Он чересчур горячо пожал мою руку и тут же неожиданно подытожил:
— Значит, на «Давыдове» вместе служить? Добро. — Кивнув на вагон, зашагал к нему, ровно-ровно, точно по шаткому узкому трапу.

...И вот мы, девяносто человек — члены команды супертраулера «Давыдов», в самолёте. «ИЛ-62» взял курс на Сингапур, нам предстоит принять судно у подменного экипажа и идти на рыбный промысел в океан. Ночью самолёт сделал первую посадку в аэропорту Карачи, утром мы были в Калькутте, а спустя несколько часов подлетали к Бангкоку...
— Стоянка не более часа, — объявила стюардесса.
Не успел самолет остановиться — подали трап. Загораживая проход к другим самолётам, таиландки жестами приглашали пройти в автобусы. В тёмно-синих пилотках, одинаковых кофточках и мини-юбочках, с чёрными сумками через плечо, расставив ноги, точно полисмены, они так неистово махали руками, словно имели дело не с людьми, а с овцами.
Стоило нам по ошибке приблизиться к девушкам, как они в испуге отбежали. Может, они приняли нас за переодетых солдат?.. Присутствие в Таиланде американских военнослужащих делало своё дело.
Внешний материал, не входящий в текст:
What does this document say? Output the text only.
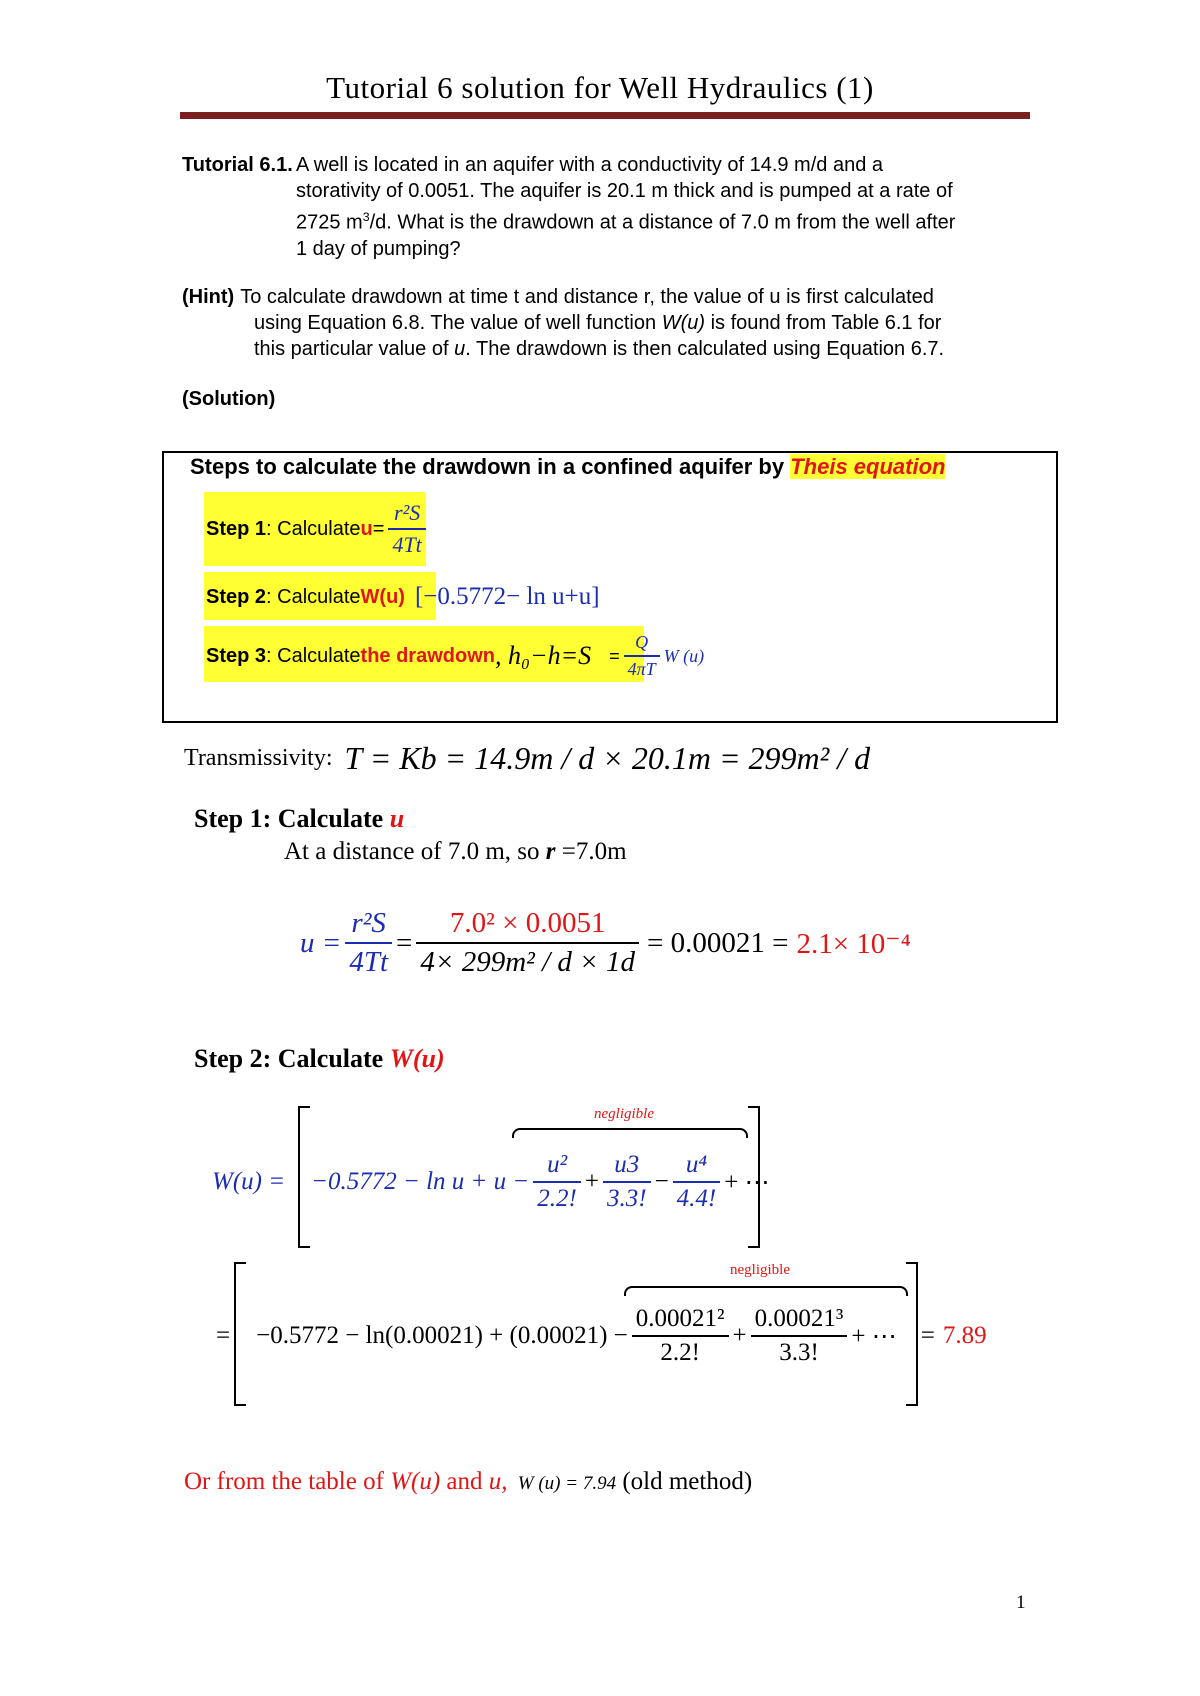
Tutorial 6 solution for Well Hydraulics (1)
Tutorial 6.1. A well is located in an aquifer with a conductivity of 14.9 m/d and a
storativity of 0.0051. The aquifer is 20.1 m thick and is pumped at a rate of
2725 $m^3/d$. What is the drawdown at a distance of 7.0 m from the well after
1 day of pumping?
(Hint) To calculate drawdown at time t and distance r, the value of u is first calculated
using Equation 6.8. The value of well function W(u) is found from Table 6.1 for
this particular value of u. The drawdown is then calculated using Equation 6.7.
(Solution)
Steps to calculate the drawdown in a confined aquifer by Theis equation
Step 1 : Calculate $u = \frac{\text{r²S}}{4Tt}$
Step 2 : Calculate W(u) [−0.5772− ln u+u]
Step 3 : Calculate the drawdown , $h_0-h=S = \frac{Q}{4\pi T}$ W (u)
Transmissivity: T = Kb = 14.9m / d × 20.1m = 299m² / d
Step 1: Calculate u
At a distance of 7.0 m, so r =7.0m
$u = \frac{\text{r²S}}{4Tt} = \frac{\text{7.0² × 0.0051}}{\text{4× 299m² / d × 1d}} = 0.00021 = 2.1\times 10^{-4}$
Step 2: Calculate W(u)
negligible
$W(u) = -0.5772 - \ln u + u - \frac{\text{u²}}{2.2!} + \frac{u3}{3.3!} - \frac{\text{u⁴}}{4.4!}$ + ⋯
negligible
= $-0.5772 - \ln(0.00021) + (0.00021) - \frac{\text{0.00021²}}{2.2!} + \frac{\text{0.00021³}}{3.3!}$ + ⋯ = 7.89
Or from the table of W(u) and u, W (u) = 7.94 (old method)
1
Вместительные автобусы подвезли нас к небольшому двухэтажному зданию. Солнце палило нещадно. Жар опустошал лёгкие, воздух «плавился» — в двадцати шагах переливалось марево обширных вод. Металлические контейнеры, фургоны спецмашин, бетон — всё раскалено, всё отдавало запахом бензина.
Мы вошли в помещение, напоминающее склад. Это впечатление усиливал встретившийся таиландец с мешком в руках. На нём поношенный мундир военнослужащего ВВС США, разумеется, без отличительных знаков. Мундир велик, таиландец выглядел в нём жалким подростком... Мы уступили ему дорогу, но он поспешно исчез в затемнённой глубине зала. Постепенно глаза привыкли к полумраку. Различили стойки, полки витрин, уставленные деревянными идолами с разодранными ртами и нестерпимо белыми клыками. Идолов много — целая армия. Они таращили глаза, ухмылялись, щерили зубы. Поражённый обилием страстей, боцман Александр Иванович воскликнул:
— Вот безобразничают!
Продавщица поняла его по-своему. Мило улыбнувшись, она с трудом поставила перед ним самого большого идола. Очевидно, её ввело в заблуждение богатырское телосложение Александра Ивановича. Мы засмеялись. А боцман, изображая из себя покупателя, крутил идола, стучал ногтем по его затылку, отходил — оценивал на расстоянии. Он до того был серьёзен и недоступен, что, наблюдая за ним, старпом не выдержал:
— Боцман, у тебя что, есть валюта?
— Дело не в валюте, — уклончиво ответил Александр Иванович, искоса поглядывая на продавщицу. — Больно уж вещица хороша.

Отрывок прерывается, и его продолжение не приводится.